Bad News Allen is the final focus of the episode. Schultz was annoyed that he was trying to take his spot. Bret was frustrated that he was so stiff, because his main training was in Japan where you worked as hard as possible. Allen would be suspended for using forks and weapons by the commission and head back to Japan for more “meat chopping” matches. This leads to the story of the famous angle where heels Allen and Gouldie aligned with one another eventually, with Archie’s “son” Jeff, actually a rookie from Tennessee, being part of their team. Allen turned on Gouldie, tied him up and then gave Jeff a piledriver on the floor to start a blood feud. Bret expected they’d make nothing but money because it was perfect, but Allen used the fork on Archie and then hit an old man at ringside who had hit him in the leg. Ed Whalen was so disgusted that he shut it down before they could draw a dime.
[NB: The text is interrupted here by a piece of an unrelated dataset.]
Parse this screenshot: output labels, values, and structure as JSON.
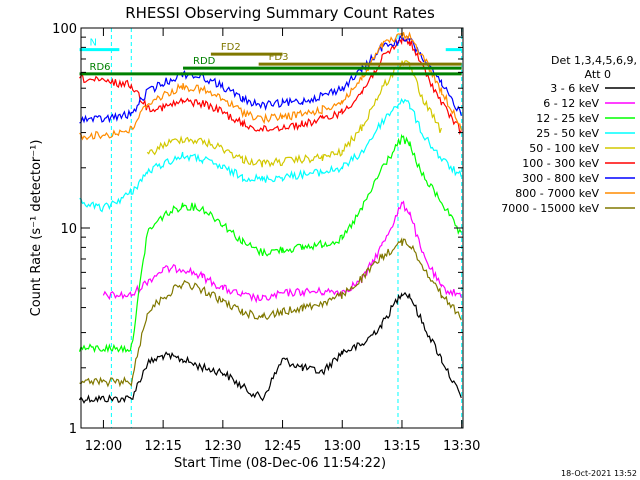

The next night, at a show in Edmonton, Bad News caused a riot and hit a fan with a chair multiple times. That led to Stu losing his license and Bad News being suspended in Edmonton too, so they were effectively down their two biggest towns. It killed the territory and led to Stu selling up to Vince McMahon but not receiving a penny. He got the territory back and had a few more years, but it ended at the end of the eighties.
In the eulogy of the territory, Bret says that where it didn’t end well financially there are a lot of great wrestlers that came out and came through it with stories aplenty to tell, and he thanks the production team for reuniting him with the guys he’s with for this round table session. The guys say he should start up another territory in Calgary, then Abby pays off the joke about the cheque earlier in the episode by saying he doesn’t really want it… he’ll take cash.
The meltdown: A bit disappointing, very low key and quiet, with a focus more on the sixties and seventies, whereas the later days, as recounted in Dynamite Kid’s book, is where the really crazy stuff happened. Best bit could’ve been extended with the creative differences with Bad News and the effects of that, although it would be better if Allen was still around to say his side.